Sebelumnya, sidang yang semula dijadwalkan pada Rabu (8/4) terpaksa ditunda karena kondisi kesehatan Hendi yang tidak memungkinkan untuk mengikuti persidangan.
Sidang kali ini akan dipimpin oleh Hakim Ketua Ni Kadek Susantiani dan berlangsung di ruang sidang Muhammad Hatta Ali, mulai pukul 09.00 WIB.
Dalam perkara tersebut, terdapat pula terdakwa lain yakni Komisaris Utama PT Inti Alasindo Energy (IAE) sekaligus Komisaris Isargas Group, Arso Sadewo Tjokrosoebroto, yang telah lebih dahulu menjalani proses persidangan.
Arso didakwa telah menyebabkan kerugian keuangan negara sebesar 15 juta dolar Amerika Serikat atau setara Rp255 miliar. Kerugian tersebut berkaitan dengan transaksi jual beli gas antara PT PGN dan PT IAE.
Dalam dakwaan dijelaskan bahwa kerugian negara diduga timbul akibat adanya pembayaran di muka (advance payment) yang dilakukan oleh PGN kepada Isargas Group dalam perjanjian tersebut. Padahal, PGN bukan merupakan lembaga pembiayaan atau entitas yang memiliki kewenangan untuk memberikan pinjaman dana.
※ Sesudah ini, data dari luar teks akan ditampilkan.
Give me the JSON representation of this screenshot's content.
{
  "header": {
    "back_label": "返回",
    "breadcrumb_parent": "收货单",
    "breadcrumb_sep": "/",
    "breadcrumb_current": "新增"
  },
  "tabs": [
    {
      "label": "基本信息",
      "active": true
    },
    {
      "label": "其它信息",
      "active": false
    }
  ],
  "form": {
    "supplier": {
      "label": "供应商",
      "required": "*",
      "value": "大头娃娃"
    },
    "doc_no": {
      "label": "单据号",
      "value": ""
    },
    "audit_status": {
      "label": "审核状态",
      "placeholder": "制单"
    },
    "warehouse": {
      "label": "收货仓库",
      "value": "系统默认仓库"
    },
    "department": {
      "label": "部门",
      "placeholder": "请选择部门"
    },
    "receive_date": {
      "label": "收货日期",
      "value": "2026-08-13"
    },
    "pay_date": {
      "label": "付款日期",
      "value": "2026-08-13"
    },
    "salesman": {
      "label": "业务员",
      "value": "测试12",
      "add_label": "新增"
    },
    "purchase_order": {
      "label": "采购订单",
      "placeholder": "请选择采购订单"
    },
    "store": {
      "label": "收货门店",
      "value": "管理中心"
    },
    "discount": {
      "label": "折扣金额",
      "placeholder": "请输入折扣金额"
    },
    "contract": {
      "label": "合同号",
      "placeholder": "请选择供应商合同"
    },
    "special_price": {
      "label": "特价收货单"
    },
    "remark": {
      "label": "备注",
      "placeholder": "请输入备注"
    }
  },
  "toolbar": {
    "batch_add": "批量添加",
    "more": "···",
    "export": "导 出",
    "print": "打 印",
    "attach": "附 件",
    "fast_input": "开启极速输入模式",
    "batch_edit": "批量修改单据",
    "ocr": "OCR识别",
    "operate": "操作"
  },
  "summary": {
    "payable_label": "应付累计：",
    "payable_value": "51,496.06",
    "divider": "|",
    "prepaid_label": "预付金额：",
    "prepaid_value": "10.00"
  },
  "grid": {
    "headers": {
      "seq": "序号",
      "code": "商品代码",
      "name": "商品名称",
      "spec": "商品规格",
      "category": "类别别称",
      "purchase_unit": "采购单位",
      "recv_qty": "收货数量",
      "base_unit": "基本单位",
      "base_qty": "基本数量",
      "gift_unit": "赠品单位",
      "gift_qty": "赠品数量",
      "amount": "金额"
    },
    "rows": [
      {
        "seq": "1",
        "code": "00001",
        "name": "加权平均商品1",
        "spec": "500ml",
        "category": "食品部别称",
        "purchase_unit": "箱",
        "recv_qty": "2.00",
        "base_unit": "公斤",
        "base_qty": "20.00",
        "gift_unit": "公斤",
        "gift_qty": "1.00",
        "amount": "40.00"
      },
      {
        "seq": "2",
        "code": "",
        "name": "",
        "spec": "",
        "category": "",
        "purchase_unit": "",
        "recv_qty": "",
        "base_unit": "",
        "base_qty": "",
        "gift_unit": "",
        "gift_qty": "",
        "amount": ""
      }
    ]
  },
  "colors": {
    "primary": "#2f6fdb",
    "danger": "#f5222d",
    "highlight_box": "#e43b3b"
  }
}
Selain itu, mekanisme pembayaran di muka tersebut dinilai bertentangan dengan ketentuan Menteri Energi dan Sumber Daya Mineral yang melarang praktik jual beli gas secara bertingkat.
Transaksi tersebut juga tidak tercantum dalam Rencana Kerja dan Anggaran Perusahaan (RKAP) PGN tahun 2017 dan 2018, serta tidak melalui proses uji tuntas (due diligence) sebagaimana mestinya.
Dalam surat dakwaan turut disebutkan bahwa perbuatan tersebut menguntungkan sejumlah pihak, di antaranya Isargas Group sebesar 14,41 juta dolar AS, serta Hendi Prio Santoso dan Yugi Prayanto.
Atas perbuatannya, para terdakwa dijerat dengan Pasal 2 ayat (1) atau Pasal 3 juncto Pasal 18 Undang-Undang Nomor 31 Tahun 1999 tentang Pemberantasan Tindak Pidana Korupsi sebagaimana telah diubah dengan Undang-Undang Nomor 20 Tahun 2001 jo Pasal 55 ayat (1) ke-1 KUHP.